1. Internal Representations of Polynomials
We have seen expression trees:
| > | p := x^3 + 9*x + 8; |
We have the high level commands to query the components of a polynomial:
| > | degree(p,x); coeffs(p); coeff(p,x,1); |
The next level is the level of expressions, for which we use the "op" command:
| > | op(p); |
By applying the op command further to the operands we can draw the expression tree.

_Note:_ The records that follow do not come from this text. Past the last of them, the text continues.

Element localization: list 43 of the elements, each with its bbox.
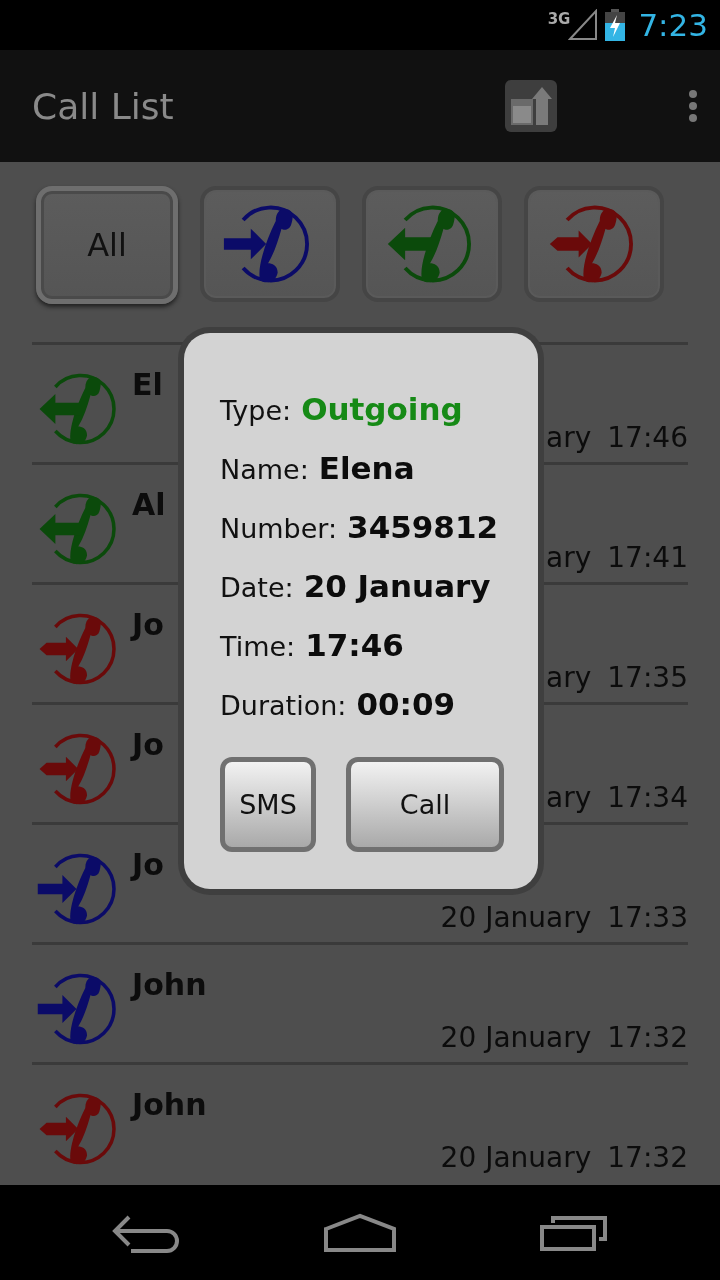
field-label: Type: [220,395,292,426]
field-value: 00:09 [356,686,456,722]
call-row[interactable]: John 20 January 17:32 [32,1062,688,1182]
call-time: 17:32 [607,1021,688,1054]
field-label: Number: [220,513,338,544]
field-value: 17:46 [305,627,404,663]
call-date: 20 January [440,901,592,934]
signal-icon [568,9,599,41]
battery-charging-icon [604,9,627,41]
call-time: 17:34 [607,781,688,814]
contact-name: Al [132,487,166,522]
field-label: Time: [220,631,296,662]
call-button[interactable]: Call [346,757,504,852]
contact-name: John [132,1087,207,1122]
field-label: Duration: [220,690,347,721]
calendar-export-icon[interactable] [504,79,558,133]
call-date: ary [546,421,592,454]
call-time: 17:33 [607,901,688,934]
app-title: Call List [32,85,175,127]
contact-name: El [132,367,163,402]
call-row[interactable]: John 20 January 17:32 [32,942,688,1062]
call-date: ary [546,541,592,574]
call-date: 20 January [440,1021,592,1054]
contact-name: Jo [132,727,164,762]
filter-button[interactable] [200,186,340,302]
contact-name: Jo [132,847,164,882]
call-date: ary [546,661,592,694]
sms-button[interactable]: SMS [220,757,316,852]
network-type: 3G [547,10,571,28]
overflow-menu-icon[interactable] [688,89,698,123]
call-date: 20 January [440,1141,592,1174]
contact-name: Jo [132,607,164,642]
contact-name: John [132,967,207,1002]
filter-button[interactable]: All [36,186,178,304]
call-time: 17:41 [607,541,688,574]
call-time: 17:35 [607,661,688,694]
call-date: ary [546,781,592,814]
home-icon[interactable] [323,1212,397,1253]
call-time: 17:46 [607,421,688,454]
call-time: 17:32 [607,1141,688,1174]
field-value: Outgoing [301,391,463,427]
clock: 7:23 [638,7,708,43]
field-value: 3459812 [347,509,499,545]
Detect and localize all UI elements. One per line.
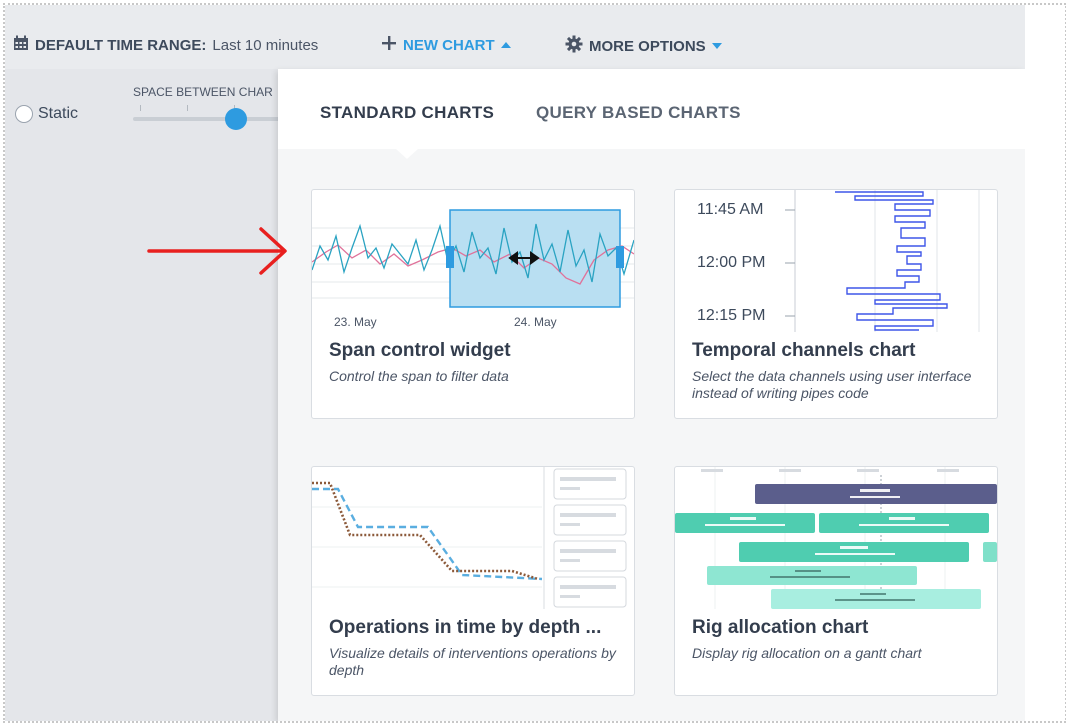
- chart-card-temporal-channels[interactable]: 11:45 AM 12:00 PM 12:15 PM Temporal chan…: [674, 189, 998, 419]
- space-slider-track[interactable]: [133, 117, 283, 121]
- span-axis-tick: 23. May: [334, 315, 377, 329]
- time-range-value[interactable]: Last 10 minutes: [212, 37, 318, 54]
- caret-up-icon: [500, 42, 511, 48]
- tab-query-based-charts[interactable]: QUERY BASED CHARTS: [536, 103, 741, 123]
- toolbar: DEFAULT TIME RANGE: Last 10 minutes NEW …: [5, 5, 1025, 69]
- space-slider-handle[interactable]: [225, 108, 247, 130]
- caret-down-icon: [711, 43, 722, 49]
- default-time-range[interactable]: DEFAULT TIME RANGE: Last 10 minutes: [13, 35, 318, 55]
- tab-standard-charts[interactable]: STANDARD CHARTS: [320, 103, 494, 123]
- span-control-thumbnail: 23. May 24. May: [312, 190, 634, 332]
- temporal-axis-tick: 11:45 AM: [697, 201, 763, 218]
- outer-margin: [1025, 5, 1065, 721]
- temporal-axis-tick: 12:00 PM: [697, 254, 765, 271]
- chart-card-operations-by-depth[interactable]: Operations in time by depth ... Visualiz…: [311, 466, 635, 696]
- new-chart-dropdown: STANDARD CHARTS QUERY BASED CHARTS 23. M…: [278, 69, 1025, 721]
- static-label: Static: [38, 105, 79, 122]
- chart-type-tabs: STANDARD CHARTS QUERY BASED CHARTS: [278, 69, 1025, 149]
- card-title: Temporal channels chart: [692, 340, 916, 361]
- span-axis-tick: 24. May: [514, 315, 557, 329]
- plus-icon: [381, 35, 397, 55]
- new-chart-label: NEW CHART: [403, 36, 495, 54]
- slider-tick: [187, 105, 188, 111]
- rig-allocation-thumbnail: [675, 467, 997, 609]
- gear-icon: [565, 35, 583, 57]
- more-options-button[interactable]: MORE OPTIONS: [565, 35, 722, 57]
- space-between-charts-label: SPACE BETWEEN CHAR: [133, 85, 273, 99]
- calendar-icon: [13, 35, 29, 55]
- time-range-label: DEFAULT TIME RANGE:: [35, 36, 207, 54]
- slider-tick: [140, 105, 141, 111]
- static-radio[interactable]: [15, 105, 33, 123]
- card-title: Span control widget: [329, 340, 511, 361]
- dashboard-app: DEFAULT TIME RANGE: Last 10 minutes NEW …: [5, 5, 1025, 721]
- active-tab-pointer: [396, 149, 418, 159]
- operations-by-depth-thumbnail: [312, 467, 634, 609]
- card-description: Visualize details of interventions opera…: [329, 645, 616, 678]
- chart-card-rig-allocation[interactable]: Rig allocation chart Display rig allocat…: [674, 466, 998, 696]
- static-radio-option[interactable]: Static: [15, 105, 78, 123]
- dashboard-settings-panel: [5, 69, 278, 721]
- temporal-channels-thumbnail: 11:45 AM 12:00 PM 12:15 PM: [675, 190, 997, 332]
- card-description: Control the span to filter data: [329, 368, 509, 384]
- card-title: Operations in time by depth ...: [329, 617, 602, 638]
- card-description: Display rig allocation on a gantt chart: [692, 645, 922, 661]
- temporal-axis-tick: 12:15 PM: [697, 307, 765, 324]
- new-chart-button[interactable]: NEW CHART: [381, 35, 511, 55]
- more-options-label: MORE OPTIONS: [589, 37, 706, 55]
- card-description: Select the data channels using user inte…: [692, 368, 972, 401]
- annotation-arrow-icon: [147, 227, 287, 275]
- chart-card-span-control[interactable]: 23. May 24. May Span control widget Cont…: [311, 189, 635, 419]
- card-title: Rig allocation chart: [692, 617, 869, 638]
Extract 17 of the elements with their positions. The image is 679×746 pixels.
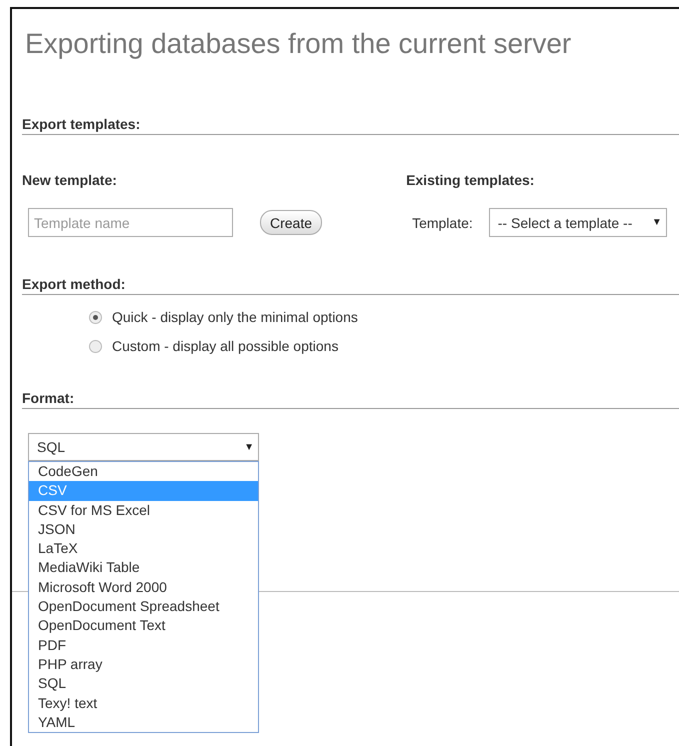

However, Maple does not store the expressions as trees. For memory efficiency, Maple stores every object (that is every symbol and every number) only once. When every objects is stored only once, then also a substitution (which is a major tool in expression manipulation) can be performed efficiently.
| > | dismantle(p); |
SUM(7)
PROD(3)
NAME(4): x
INTPOS(2): 3
INTPOS(2): 1
NAME(4): x
INTPOS(2): 9
INTPOS(2): 8
INTPOS(2): 1
Maple stores this polynomial as a sum of monomial times coefficient, as x^3 . 1 + x . 9 + 8 . 1.
| > | dismantle(x^3 + 9*x - 8); |
SUM(7)
PROD(3)
NAME(4): x
INTPOS(2): 3
INTPOS(2): 1
NAME(4): x
INTPOS(2): 9
INTNEG(2): -8
INTPOS(2): 1
We see from the dismantle above that a minus 8 is stored as + (-8) times 1.